In the most recent wave of autism genetic studies, the gene neurexin-1alpha has been linked to ASD perhaps more often than any other, drawing attention to our need to better understand how its biological function relates to ASD. Motivated by these genetic findings, in 2009 researchers completed the first detailed behavioral characterization of mice lacking the neurexin-1alpha gene, discovering analogies to at least one core domain of ASD.
Over the past few years, researchers studying ASD from a variety of angles have honed in on what appears to be a central role for proper synaptic functioning in the biology of ASD. Synapses are the specialized sites of nerve cell communication within the brain. Importantly, it is believed that the ability of synapses to regularly change their communication properties is what underlies learning and memory and other forms of neuroplasticity. Scientists have discovered that several genes responsible for producing molecules that are active at synapses are altered in individuals with ASD [see 2008 Autism as a Synaptic Disorder and this year's Study of Genetic Copy Number Variations]. The first synapse genes linked to ASD were the "neuroligins," and much effort has since been directed toward understanding their biological function. Furthermore, in the last two years, no less than eight genetic studies have – incredibly – also implicated abnormalities in a gene, neurexin-1alpha, that produces binding partners of the neuroligin proteins. Neurexin proteins work in tandem with the neuroligin proteins to govern proper operation of synapses. This provides independent support for the role of synaptic function in ASD, and it also makes researchers fairly confident that understanding the complicated biological role of the neuroligin-neurexin signaling pathway will provide important insight into brain function in ASD. However, whereas the biological characterization of animal models lacking neuroligins has been in progress, characterizing the behavioral result of losing neurexin function had not yet been examined.

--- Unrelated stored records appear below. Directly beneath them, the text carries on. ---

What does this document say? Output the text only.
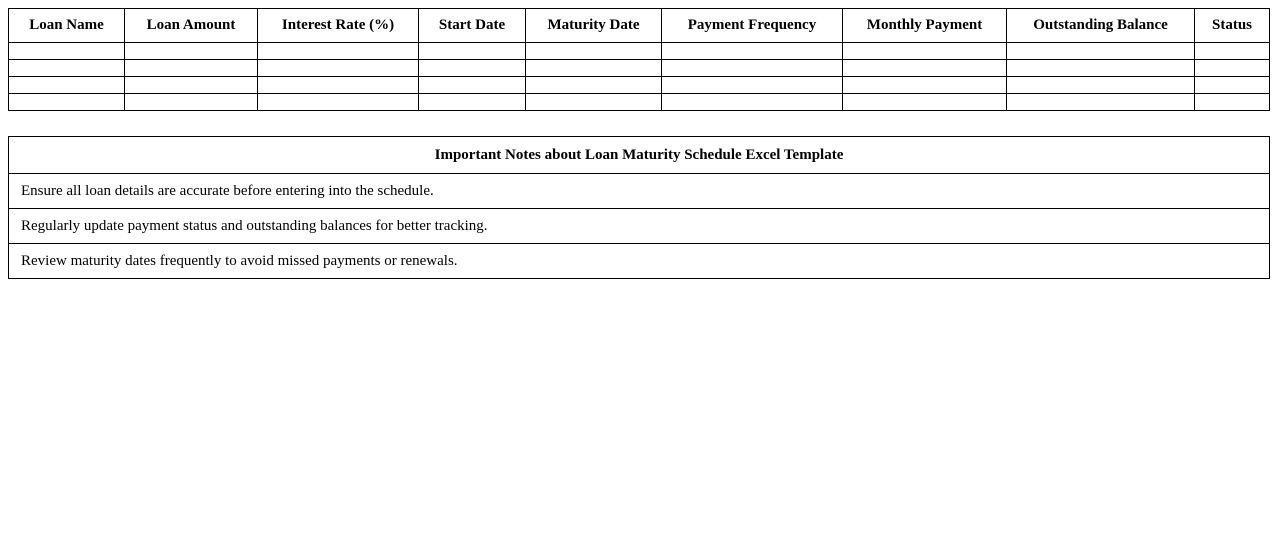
Loan Name	Loan Amount	Interest Rate (%)	Start Date	Maturity Date	Payment Frequency	Monthly Payment	Outstanding Balance	Status

Important Notes about Loan Maturity Schedule Excel Template
Ensure all loan details are accurate before entering into the schedule.
Regularly update payment status and outstanding balances for better tracking.
Review maturity dates frequently to avoid missed payments or renewals.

Researchers from Stanford University and UT Southwestern Medical Center, Dallas have now studied mice lacking neurexin-1alpha, looking for signs of any ASD-related symptoms1. First, they focused on the synapse, and confirmed subtle disruptions in neurotransmission between brain cells. The result of these disruptions was to shift the ratio of excitatory:inhibitory neurotransmission in the brain. This type of change in neural circuitry would indeed be expected to impact brain function and cognition. Next, looking more globally at the behaviors of the mice, they found that although at first pass they appear largely typical, the mice actually had a nearly two-fold increase in stereotyped grooming behaviors (considered a mouse version of human repetitive behaviors), linking the gene to at least one core behavioral feature of ASD. Finally, in a somewhat unexpected result, the researchers tested the animals in several different situations, but found no deficits in social behaviors or anxiety. Fascinatingly, this result contrasts with their earlier work in mice with a specific neuroligin mutation [see 2007 First 'Humanized' Mouse Model], which showed abnormalities in social behavior but no changes in repetitive behaviors. This could mean that the neurexin-1alpha gene plays a unique role in stereotyped behaviors. Alternatively, the currently generated neurexin-1alpha mouse mutant may not fully mimic the human ASD mutation. All of these are possibilities that future research will now be in position to address.
Many animal models exist of the genetic disorders that share overlap with ASD (such as Fragile X, Tuberous Sclerosis etc.) and these models have been responsible for some of the most exciting results to emerge in recent years regarding the treatment of neurodevelopmental disorders [see 2008 Translational Research Places the Spotlight on Treatment of Neurodevelopmental Disorders]. Yet, the creation of model systems of so-called 'idiopathic' autism, autism that is not related to another known medical disorder, is still in the beginning stages, so the characterization of each novel model adds a significant new tool for the research community. Because the animals display some unusual characteristics that are conceptually similar to individuals with ASD, lessons from such mice stand to improve our ability to understand and treat ASD in humans. They also demonstrate that ASD can be dissociated into individual 'phenotypes' which may be independently modeled and studied. In this way, characterization of mouse models with mutations in genes for neuroligins and neurexins, both of which regulate synapses in the brain, highlights how genetic findings can be successfully and immediately leveraged into new autism research opportunities.